John Matthews (born July 19, 1986) is an American former professional football player who was a wide receiver in the National Football League (NFL). He was signed by the Indianapolis Colts as an undrafted free agent in 2009. He played college football at San Diego Toreros.

He was also a member of the Jacksonville Jaguars, Miami Dolphins, and San Francisco 49ers.

==Professional career==

===Jacksonville Jaguars===
Matthews was claimed of waivers by the Jacksonville Jaguars on July 21, 2010. He was cut on September 4, 2010, but signed on to the Jaguars' practice squad on September 5, 2010. He was elevated to the active roster in time for the week 1 game against the Denver Broncos. He was released on September 16, 2010. Matthews was later re-signed to the Jaguars' practice squad. Prior to Jacksonville's week 10 game against the Houston Texans, he was elevated to the active roster.

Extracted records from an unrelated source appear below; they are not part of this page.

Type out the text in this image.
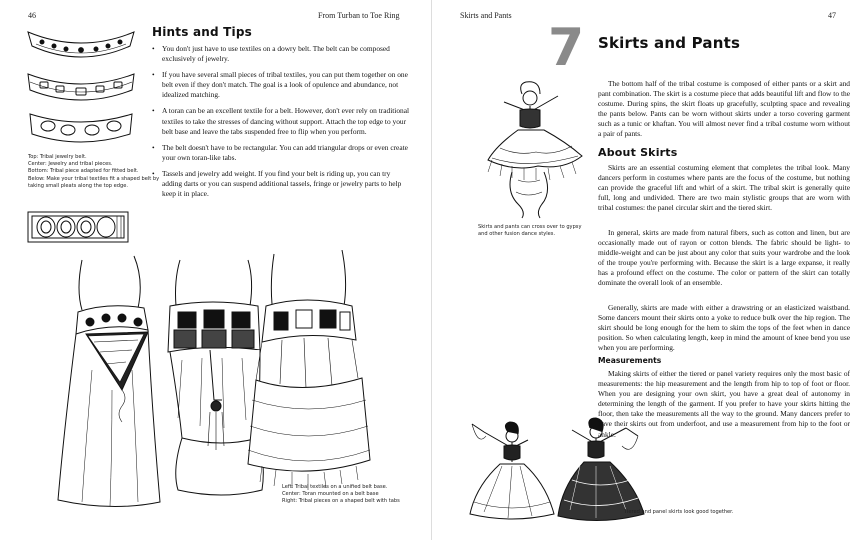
46	From Turban to Toe Ring
Top: Tribal jewelry belt.
Center: Jewelry and tribal pieces.
Bottom: Tribal piece adapted for fitted belt.
Below: Make your tribal textiles fit a shaped belt by
taking small pleats along the top edge.
Hints and Tips
• You don't just have to use textiles on a dowry belt. The belt can be composed exclusively of jewelry.
• If you have several small pieces of tribal textiles, you can put them together on one belt even if they don't match. The goal is a look of opulence and abundance, not idealized matching.
• A toran can be an excellent textile for a belt. However, don't ever rely on traditional textiles to take the stresses of dancing without support. Attach the top edge to your belt base and leave the tabs suspended free to flip when you perform.
• The belt doesn't have to be rectangular. You can add triangular drops or even create your own toran-like tabs.
• Tassels and jewelry add weight. If you find your belt is riding up, you can try adding darts or you can suspend additional tassels, fringe or jewelry parts to help keep it in place.
Left: Tribal textiles on a unified belt base.
Center: Toran mounted on a belt base
Right: Tribal pieces on a shaped belt with tabs
Skirts and Pants	47
7 Skirts and Pants
Skirts and pants can cross over to gypsy
and other fusion dance styles.

The bottom half of the tribal costume is composed of either pants or a skirt and pant combination. The skirt is a costume piece that adds beautiful lift and flow to the costume. During spins, the skirt floats up gracefully, sculpting space and revealing the pants below. Pants can be worn without skirts under a torso covering garment such as a tunic or khaftan. You will almost never find a tribal costume worn without a pair of pants.

About Skirts

Skirts are an essential costuming element that completes the tribal look. Many dancers perform in costumes where pants are the focus of the costume, but nothing can provide the graceful lift and whirl of a skirt. The tribal skirt is generally quite full, long and undivided. There are two main stylistic groups that are worn with tribal costumes: the panel circular skirt and the tiered skirt.

In general, skirts are made from natural fibers, such as cotton and linen, but are occasionally made out of rayon or cotton blends. The fabric should be light- to middle-weight and can be just about any color that suits your wardrobe and the look of the troupe you're performing with. Because the skirt is a large expanse, it really has a profound effect on the costume. The color or pattern of the skirt can totally dominate the overall look of an ensemble.

Generally, skirts are made with either a drawstring or an elasticized waistband. Some dancers mount their skirts onto a yoke to reduce bulk over the hip region. The skirt should be long enough for the hem to skim the tops of the feet when in dance position. So when calculating length, keep in mind the amount of knee bend you use when you are performing.

Measurements
Tiered and panel skirts look good together.

Making skirts of either the tiered or panel variety requires only the most basic of measurements: the hip measurement and the length from hip to top of foot or floor. When you are designing your own skirt, you have a great deal of autonomy in determining the length of the garment. If you prefer to have your skirts hitting the floor, then take the measurements all the way to the ground. Many dancers prefer to have their skirts out from underfoot, and use a measurement from hip to the foot or ankle.
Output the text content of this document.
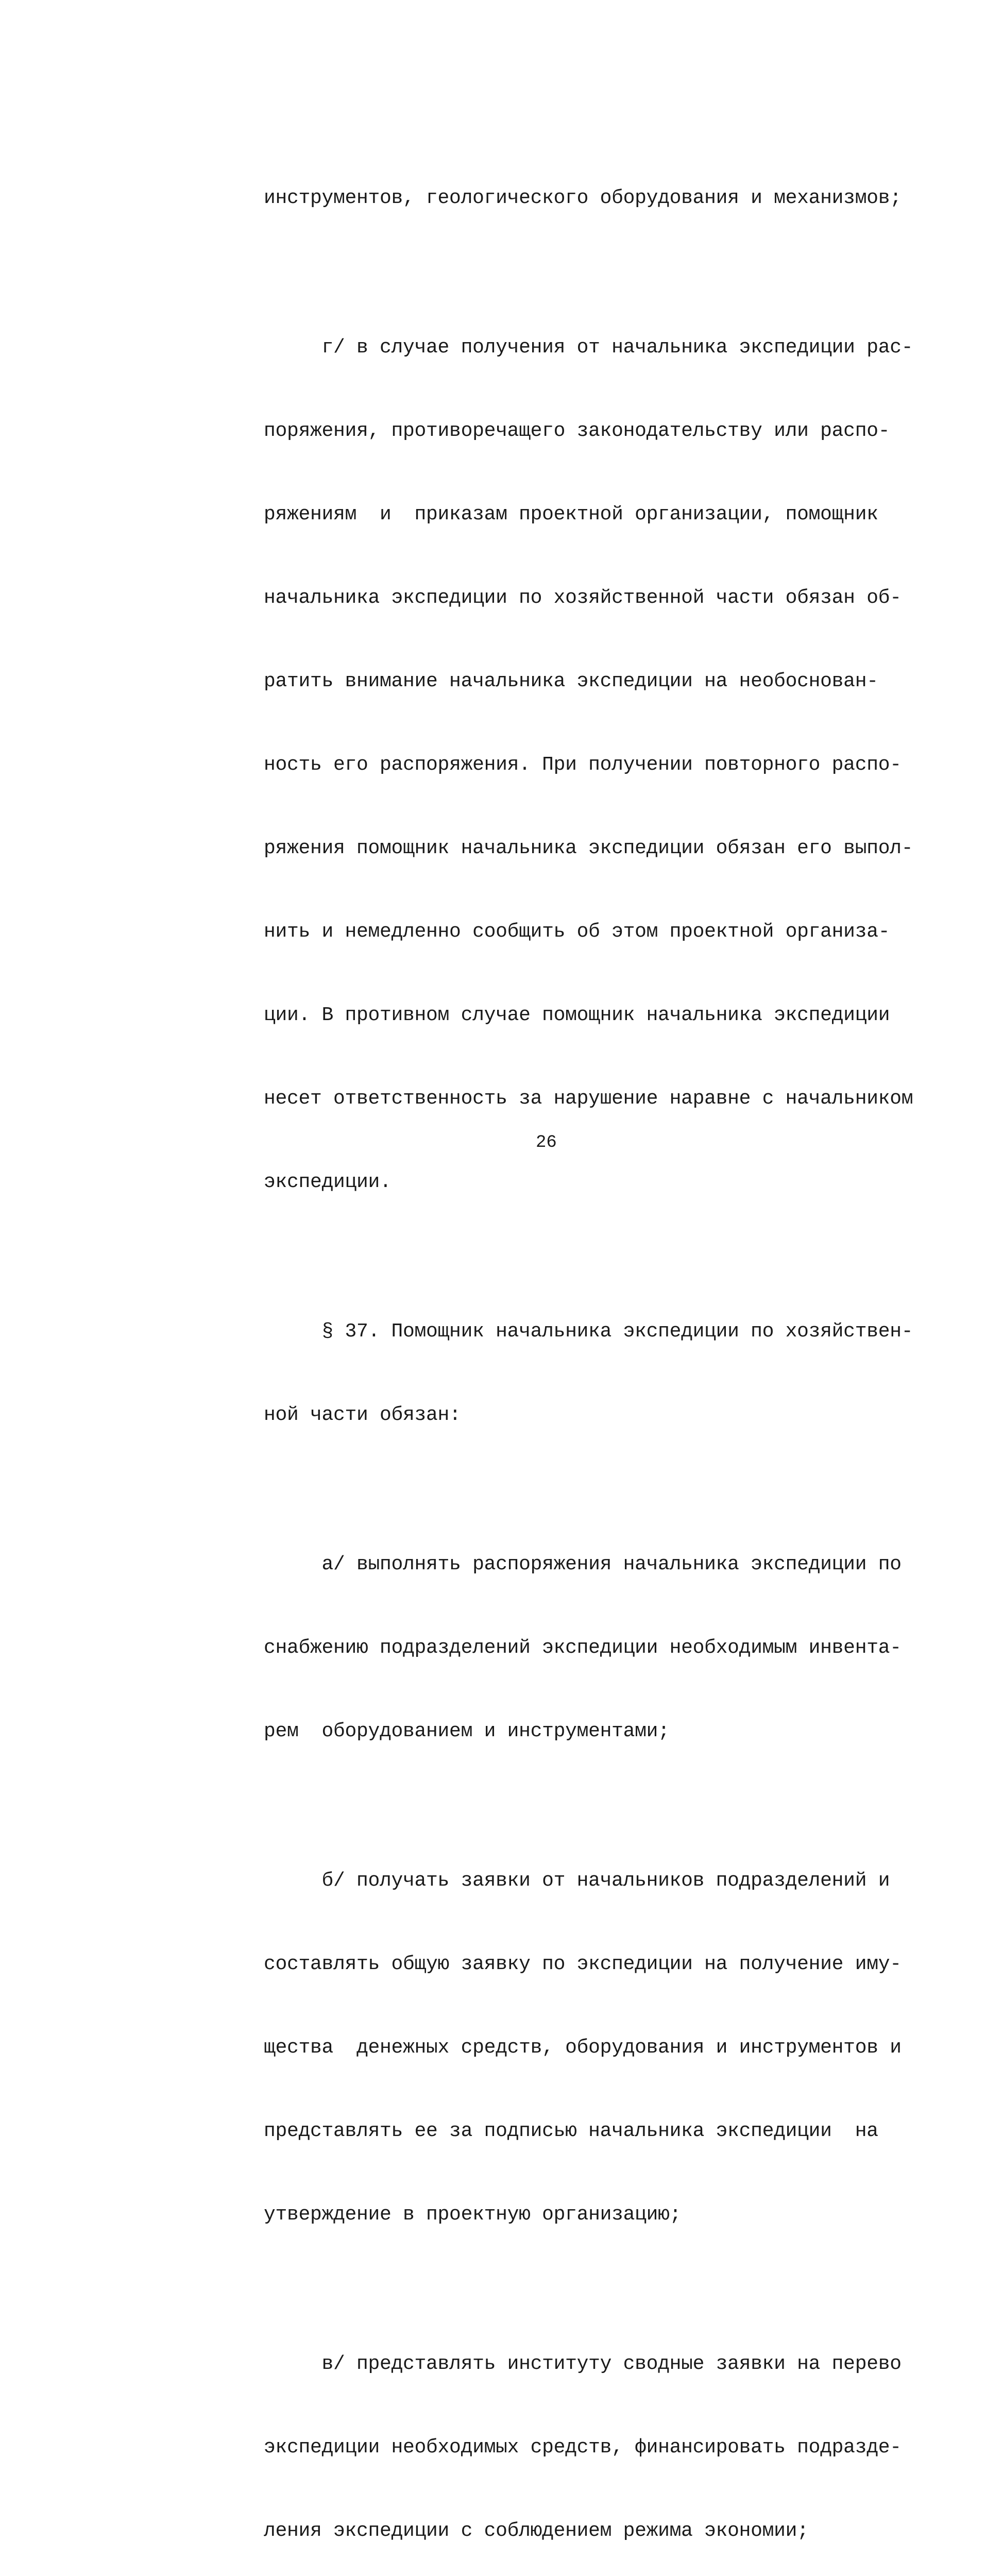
инструментов, геологического оборудования и механизмов;

г/ в случае получения от начальника экспедиции рас-

поряжения, противоречащего законодательству или распо-

ряжениям  и  приказам проектной организации, помощник

начальника экспедиции по хозяйственной части обязан об-

ратить внимание начальника экспедиции на необоснован-

ность его распоряжения. При получении повторного распо-

ряжения помощник начальника экспедиции обязан его выпол-

нить и немедленно сообщить об этом проектной организа-

ции. В противном случае помощник начальника экспедиции

несет ответственность за нарушение наравне с начальником

экспедиции.

§ 37. Помощник начальника экспедиции по хозяйствен-

ной части обязан:

а/ выполнять распоряжения начальника экспедиции по

снабжению подразделений экспедиции необходимым инвента-

рем  оборудованием и инструментами;

б/ получать заявки от начальников подразделений и

составлять общую заявку по экспедиции на получение иму-

щества  денежных средств, оборудования и инструментов и

представлять ее за подписью начальника экспедиции  на

утверждение в проектную организацию;

в/ представлять институту сводные заявки на перево

экспедиции необходимых средств, финансировать подразде-

ления экспедиции с соблюдением режима экономии;

26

He was waived on August 13, 2011.

===Miami Dolphins===
Matthews signed with the Miami Dolphins on August 16, 2011, and was released on September 2, 2011, becoming a free agent.

===San Francisco 49ers===
Matthews was signed to the practice squad on October 4, 2011. On November 15, 2011, Matthews was released from the 49ers' practice squad, when safety Mark Legree was signed to practice squad, but was re-signed on November 29, 2011. He was released from the 49ers on May 14, 2012.

==Personal life==
He resides in Littleton, Colorado. He attended Regis Jesuit High School in Aurora, Colorado.